Retrieving issuer of a X509Certificate2 object

Question

I have a X509Certificate2 object retrieved from X509Store. I want to get the issuer of this certificate but the only two properties that this object offers are X509Certificate2.Issuer and X509Certificate2.IssuerName where .Issuer is kinda misleading as it returs string that is basically issuer's name.

Both those properties can at most return a Distinguished Name but DNs are not unique, right? Therefore I don't want to use X509Certificate2Collection.Find method with X509FindType.FindByIssuerDistinguishedName flag.

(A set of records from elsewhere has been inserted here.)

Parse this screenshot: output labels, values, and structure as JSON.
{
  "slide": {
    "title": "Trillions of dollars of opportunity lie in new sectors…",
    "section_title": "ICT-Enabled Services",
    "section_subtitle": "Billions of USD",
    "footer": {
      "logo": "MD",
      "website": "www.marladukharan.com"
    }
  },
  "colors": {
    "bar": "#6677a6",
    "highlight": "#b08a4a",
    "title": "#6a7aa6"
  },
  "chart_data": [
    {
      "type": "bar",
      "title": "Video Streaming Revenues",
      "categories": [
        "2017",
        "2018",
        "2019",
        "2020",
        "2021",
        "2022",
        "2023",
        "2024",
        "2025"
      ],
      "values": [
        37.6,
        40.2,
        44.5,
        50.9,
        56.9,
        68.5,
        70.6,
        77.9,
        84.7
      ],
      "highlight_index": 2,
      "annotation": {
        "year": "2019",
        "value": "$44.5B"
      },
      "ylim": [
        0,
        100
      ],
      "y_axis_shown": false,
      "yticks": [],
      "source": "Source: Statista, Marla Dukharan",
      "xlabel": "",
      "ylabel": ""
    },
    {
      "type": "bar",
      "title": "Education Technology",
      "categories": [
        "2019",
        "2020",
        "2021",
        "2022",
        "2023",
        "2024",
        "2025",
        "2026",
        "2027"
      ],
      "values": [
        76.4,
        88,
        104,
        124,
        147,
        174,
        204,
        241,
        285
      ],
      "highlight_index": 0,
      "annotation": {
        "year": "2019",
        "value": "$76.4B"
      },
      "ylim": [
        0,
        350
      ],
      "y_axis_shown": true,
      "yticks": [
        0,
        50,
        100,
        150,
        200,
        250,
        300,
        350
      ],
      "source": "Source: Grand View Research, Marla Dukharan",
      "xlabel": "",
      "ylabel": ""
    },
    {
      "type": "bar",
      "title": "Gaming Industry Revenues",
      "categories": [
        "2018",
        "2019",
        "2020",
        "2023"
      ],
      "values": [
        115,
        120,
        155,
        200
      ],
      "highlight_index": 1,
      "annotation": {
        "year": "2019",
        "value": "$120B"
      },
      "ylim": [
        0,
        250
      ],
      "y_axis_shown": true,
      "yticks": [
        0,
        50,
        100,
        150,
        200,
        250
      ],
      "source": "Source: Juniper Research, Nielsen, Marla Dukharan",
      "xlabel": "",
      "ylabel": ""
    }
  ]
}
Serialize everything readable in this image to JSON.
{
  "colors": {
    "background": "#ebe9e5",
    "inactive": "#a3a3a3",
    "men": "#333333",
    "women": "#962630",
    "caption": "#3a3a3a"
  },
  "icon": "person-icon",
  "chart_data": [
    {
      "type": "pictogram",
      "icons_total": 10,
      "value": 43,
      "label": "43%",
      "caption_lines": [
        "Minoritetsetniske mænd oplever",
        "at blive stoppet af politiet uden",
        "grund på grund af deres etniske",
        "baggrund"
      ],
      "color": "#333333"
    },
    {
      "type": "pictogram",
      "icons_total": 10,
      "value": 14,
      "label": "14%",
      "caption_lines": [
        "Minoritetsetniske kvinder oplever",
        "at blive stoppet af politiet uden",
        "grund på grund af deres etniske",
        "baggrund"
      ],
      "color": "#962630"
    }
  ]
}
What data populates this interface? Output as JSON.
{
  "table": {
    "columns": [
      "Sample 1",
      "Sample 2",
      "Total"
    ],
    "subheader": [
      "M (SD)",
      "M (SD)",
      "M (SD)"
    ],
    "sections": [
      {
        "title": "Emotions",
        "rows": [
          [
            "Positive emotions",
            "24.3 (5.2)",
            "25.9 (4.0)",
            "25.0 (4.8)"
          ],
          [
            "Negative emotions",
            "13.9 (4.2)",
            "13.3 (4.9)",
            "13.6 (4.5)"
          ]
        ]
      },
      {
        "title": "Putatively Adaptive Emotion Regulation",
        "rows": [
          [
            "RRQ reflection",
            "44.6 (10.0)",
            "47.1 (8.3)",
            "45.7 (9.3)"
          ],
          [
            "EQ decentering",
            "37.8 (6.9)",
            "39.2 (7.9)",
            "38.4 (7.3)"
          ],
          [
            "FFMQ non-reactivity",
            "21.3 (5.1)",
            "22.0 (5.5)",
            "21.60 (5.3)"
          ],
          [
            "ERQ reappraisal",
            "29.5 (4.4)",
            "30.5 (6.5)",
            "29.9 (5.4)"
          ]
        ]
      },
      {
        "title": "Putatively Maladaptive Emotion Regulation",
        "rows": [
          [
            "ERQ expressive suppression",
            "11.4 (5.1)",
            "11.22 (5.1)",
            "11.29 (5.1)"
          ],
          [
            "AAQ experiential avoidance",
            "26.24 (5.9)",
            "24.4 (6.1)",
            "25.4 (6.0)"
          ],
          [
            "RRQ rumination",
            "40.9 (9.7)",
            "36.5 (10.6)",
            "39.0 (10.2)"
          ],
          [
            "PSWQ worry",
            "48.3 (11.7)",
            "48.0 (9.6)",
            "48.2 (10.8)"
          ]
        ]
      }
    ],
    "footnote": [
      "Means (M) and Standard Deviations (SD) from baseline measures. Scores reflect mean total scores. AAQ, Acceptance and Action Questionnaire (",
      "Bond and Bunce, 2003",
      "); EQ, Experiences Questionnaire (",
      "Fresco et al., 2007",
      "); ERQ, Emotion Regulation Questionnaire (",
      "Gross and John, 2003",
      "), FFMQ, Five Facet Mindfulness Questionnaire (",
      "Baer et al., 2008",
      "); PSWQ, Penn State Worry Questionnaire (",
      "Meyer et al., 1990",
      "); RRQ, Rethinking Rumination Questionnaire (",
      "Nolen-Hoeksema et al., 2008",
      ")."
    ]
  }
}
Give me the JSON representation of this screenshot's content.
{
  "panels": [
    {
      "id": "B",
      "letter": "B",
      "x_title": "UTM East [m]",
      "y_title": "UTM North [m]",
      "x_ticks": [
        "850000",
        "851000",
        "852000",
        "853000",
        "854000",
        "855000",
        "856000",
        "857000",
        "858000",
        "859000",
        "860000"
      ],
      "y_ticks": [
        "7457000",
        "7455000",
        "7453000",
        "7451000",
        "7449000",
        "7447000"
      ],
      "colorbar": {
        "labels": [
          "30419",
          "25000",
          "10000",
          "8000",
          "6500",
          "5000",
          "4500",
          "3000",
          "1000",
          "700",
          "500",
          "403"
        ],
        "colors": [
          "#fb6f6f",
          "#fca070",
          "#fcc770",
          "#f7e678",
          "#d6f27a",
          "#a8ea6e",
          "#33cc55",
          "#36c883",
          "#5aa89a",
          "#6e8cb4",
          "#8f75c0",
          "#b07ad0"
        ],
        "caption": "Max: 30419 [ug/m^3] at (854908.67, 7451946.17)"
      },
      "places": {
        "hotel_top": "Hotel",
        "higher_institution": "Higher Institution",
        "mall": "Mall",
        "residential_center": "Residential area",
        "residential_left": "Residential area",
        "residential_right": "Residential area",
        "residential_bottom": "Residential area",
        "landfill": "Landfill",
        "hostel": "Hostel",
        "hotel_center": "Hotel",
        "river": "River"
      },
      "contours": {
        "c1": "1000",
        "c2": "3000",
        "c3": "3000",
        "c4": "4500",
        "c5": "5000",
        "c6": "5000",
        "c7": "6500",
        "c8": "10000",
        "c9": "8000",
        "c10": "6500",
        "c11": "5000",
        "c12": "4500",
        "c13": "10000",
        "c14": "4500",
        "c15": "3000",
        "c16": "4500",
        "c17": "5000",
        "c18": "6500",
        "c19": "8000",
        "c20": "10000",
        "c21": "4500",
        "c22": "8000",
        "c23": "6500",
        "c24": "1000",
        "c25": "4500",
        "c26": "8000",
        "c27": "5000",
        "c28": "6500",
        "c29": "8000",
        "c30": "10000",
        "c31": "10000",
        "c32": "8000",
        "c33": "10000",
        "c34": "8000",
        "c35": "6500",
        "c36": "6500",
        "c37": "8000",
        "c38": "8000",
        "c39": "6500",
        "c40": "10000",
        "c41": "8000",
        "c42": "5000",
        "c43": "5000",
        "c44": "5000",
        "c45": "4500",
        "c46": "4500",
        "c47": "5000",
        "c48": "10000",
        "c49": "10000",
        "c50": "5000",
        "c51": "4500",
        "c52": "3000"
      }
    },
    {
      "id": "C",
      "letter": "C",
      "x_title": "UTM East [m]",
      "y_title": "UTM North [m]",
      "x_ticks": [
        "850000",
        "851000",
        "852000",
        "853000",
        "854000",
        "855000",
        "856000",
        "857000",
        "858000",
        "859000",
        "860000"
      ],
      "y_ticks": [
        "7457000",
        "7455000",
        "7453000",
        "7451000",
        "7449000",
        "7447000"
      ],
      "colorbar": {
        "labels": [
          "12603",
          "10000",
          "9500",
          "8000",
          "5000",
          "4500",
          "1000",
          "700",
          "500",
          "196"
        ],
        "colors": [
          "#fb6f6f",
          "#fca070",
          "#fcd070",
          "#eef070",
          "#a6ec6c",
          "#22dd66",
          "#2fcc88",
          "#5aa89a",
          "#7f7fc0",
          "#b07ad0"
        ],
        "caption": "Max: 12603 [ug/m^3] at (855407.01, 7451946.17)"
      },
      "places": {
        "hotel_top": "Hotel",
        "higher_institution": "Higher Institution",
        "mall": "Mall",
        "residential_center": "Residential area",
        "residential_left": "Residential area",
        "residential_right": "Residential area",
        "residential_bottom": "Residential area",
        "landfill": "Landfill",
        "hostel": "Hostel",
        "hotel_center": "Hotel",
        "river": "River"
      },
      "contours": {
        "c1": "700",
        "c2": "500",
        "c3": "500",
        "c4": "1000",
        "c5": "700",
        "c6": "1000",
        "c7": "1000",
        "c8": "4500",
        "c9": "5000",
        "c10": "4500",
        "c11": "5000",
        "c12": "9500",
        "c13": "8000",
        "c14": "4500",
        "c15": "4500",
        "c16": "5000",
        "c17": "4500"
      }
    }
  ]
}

How can I get a certificate's issuer and be sure I have the "right one". Note: I don't have to use X509Certificate2 object. Alternatives are welcome.

Answer 1

If I understand you correctly, you have a certificate and you want to find the issuer certificate. This can be done as follows:

1. Check if the leaf certificate's Subject and Issuer fields are not the same. Otherwise, the certificate is the issuer (self-signed certificate)

2. Instantiate X509Chain object and pass leaf certificate to X509Chain.Build method. Examine ChainElements property (a collection) and element at index 1 is the issuer.

    using System.Security.Cryptography.X509Certificates;
   
    namespace Name {
        class Class1 {
            public static X509Certificate2 GetIssuer(X509Certificate2 leafCert) {
                if (leafCert.Subject == leafCert.Issuer) { return leafCert; }
                X509Chain chain = new X509Chain();
                chain.ChainPolicy.RevocationMode = X509RevocationMode.NoCheck;
                chain.Build(leafCert);
                X509Certificate2 issuer = null;
                if (chain.ChainElements.Count > 1) {
                    issuer = chain.ChainElements[1].Certificate;
                }
                return issuer;
            }
        }
    }
   

   Note that this only works if the issuer certificate is in the user or machine certificate store.